人腺病毒(Ad)血清型 Ad3、Ad7、Ad11 和 Ad14,以及最近出现的 Ad14 株(Ad14p1),使用上皮细胞连接蛋白桥粒芯糖蛋白 2(DSG2)作为感染的受体。与 Ad 与 CAR 和 CD46 的相互作用不同,Ad 与 DSG2 结合的结构细节仍然难以捉摸。我们使用基于大肠杆菌随机表达 Ad3 和 Ad14p1 纤维 knob 突变体文库的方法,鉴定了单独突变时会使 Ad knob 与 DSG2 结合的氨基酸残基缺失或减少。这些残基在纤维 knob 最远末端的一个凹槽内形成三个簇。Ad3 纤维 knob 突变体文库也被用于鉴定与 DSG2 亲和力增加的变体。我们在 Ad3 knob 的 EF 环内或附近发现了一些突变,导致与 DSG2 的亲和力比野生型 Ad3 knob 高几个数量级。
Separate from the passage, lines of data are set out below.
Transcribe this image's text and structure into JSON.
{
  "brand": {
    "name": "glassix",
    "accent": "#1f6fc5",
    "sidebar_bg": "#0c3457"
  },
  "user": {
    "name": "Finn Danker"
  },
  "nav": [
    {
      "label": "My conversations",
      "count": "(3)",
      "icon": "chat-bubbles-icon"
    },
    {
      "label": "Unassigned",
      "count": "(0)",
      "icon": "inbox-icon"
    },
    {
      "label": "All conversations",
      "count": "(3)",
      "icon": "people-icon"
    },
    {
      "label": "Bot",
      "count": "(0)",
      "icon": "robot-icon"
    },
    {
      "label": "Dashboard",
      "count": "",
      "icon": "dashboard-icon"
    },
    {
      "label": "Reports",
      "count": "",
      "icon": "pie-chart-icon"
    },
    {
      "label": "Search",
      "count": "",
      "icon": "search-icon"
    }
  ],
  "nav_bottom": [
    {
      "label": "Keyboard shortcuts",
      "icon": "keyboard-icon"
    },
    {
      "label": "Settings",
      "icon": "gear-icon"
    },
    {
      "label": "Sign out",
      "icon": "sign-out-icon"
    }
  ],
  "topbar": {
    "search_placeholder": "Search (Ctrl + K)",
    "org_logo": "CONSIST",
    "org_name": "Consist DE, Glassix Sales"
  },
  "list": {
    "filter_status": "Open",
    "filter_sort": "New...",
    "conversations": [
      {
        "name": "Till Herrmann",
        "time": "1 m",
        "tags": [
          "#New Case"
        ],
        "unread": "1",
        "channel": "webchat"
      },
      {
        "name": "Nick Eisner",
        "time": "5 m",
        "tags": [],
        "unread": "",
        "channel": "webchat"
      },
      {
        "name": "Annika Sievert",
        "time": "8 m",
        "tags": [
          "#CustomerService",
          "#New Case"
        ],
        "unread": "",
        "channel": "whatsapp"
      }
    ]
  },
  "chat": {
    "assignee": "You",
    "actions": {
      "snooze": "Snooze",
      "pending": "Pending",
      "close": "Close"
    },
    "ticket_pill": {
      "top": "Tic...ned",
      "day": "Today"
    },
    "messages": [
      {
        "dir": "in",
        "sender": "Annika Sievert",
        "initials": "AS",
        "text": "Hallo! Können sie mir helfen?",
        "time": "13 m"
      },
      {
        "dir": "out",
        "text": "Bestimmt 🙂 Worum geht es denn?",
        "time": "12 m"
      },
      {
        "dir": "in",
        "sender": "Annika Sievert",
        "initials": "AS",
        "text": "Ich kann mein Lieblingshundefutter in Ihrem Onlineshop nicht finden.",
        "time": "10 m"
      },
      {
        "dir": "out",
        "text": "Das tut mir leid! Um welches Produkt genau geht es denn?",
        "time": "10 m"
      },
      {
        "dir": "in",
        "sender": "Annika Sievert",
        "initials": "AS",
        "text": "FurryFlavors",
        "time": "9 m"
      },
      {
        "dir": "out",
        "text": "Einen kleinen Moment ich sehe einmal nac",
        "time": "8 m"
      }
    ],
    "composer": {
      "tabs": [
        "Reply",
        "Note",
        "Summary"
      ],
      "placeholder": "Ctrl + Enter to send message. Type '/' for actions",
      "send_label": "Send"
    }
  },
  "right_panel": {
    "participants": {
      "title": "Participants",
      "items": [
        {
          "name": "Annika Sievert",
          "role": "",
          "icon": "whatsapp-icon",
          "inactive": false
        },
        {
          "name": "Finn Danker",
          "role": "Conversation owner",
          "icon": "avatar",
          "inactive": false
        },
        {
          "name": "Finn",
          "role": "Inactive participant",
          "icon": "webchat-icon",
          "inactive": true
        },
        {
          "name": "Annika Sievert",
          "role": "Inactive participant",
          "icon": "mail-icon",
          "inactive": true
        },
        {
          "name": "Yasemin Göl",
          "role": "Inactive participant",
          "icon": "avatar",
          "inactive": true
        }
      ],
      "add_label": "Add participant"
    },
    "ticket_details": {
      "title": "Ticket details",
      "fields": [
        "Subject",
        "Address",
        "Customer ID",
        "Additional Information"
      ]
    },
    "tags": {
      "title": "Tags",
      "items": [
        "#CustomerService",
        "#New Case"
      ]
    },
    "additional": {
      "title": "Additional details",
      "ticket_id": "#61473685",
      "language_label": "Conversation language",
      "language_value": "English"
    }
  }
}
一个突变体的晶体结构分析表明,引入的突变使 EF 环更加灵活,这可能有助于与 DSG2 的相互作用。我们的发现对癌症治疗具有实际意义。我们最近报道,含有 Ad3 纤维 knob 的重组蛋白(JO-1)能够触发上皮癌细胞之间连接的开放,这反过来又大大提高了治疗剂在肿瘤内的渗透和疗效(I. Beyer 等人,Clin. Cancer Res. 18:3340-3351,2012 年;I. Beyer 等人,Cancer Res. 71:7080-7090,2011 年)。在这里,我们表明,JO-1 的亲和力增强版本在一系列癌症模型中比亲本蛋白具有更强的治疗效果。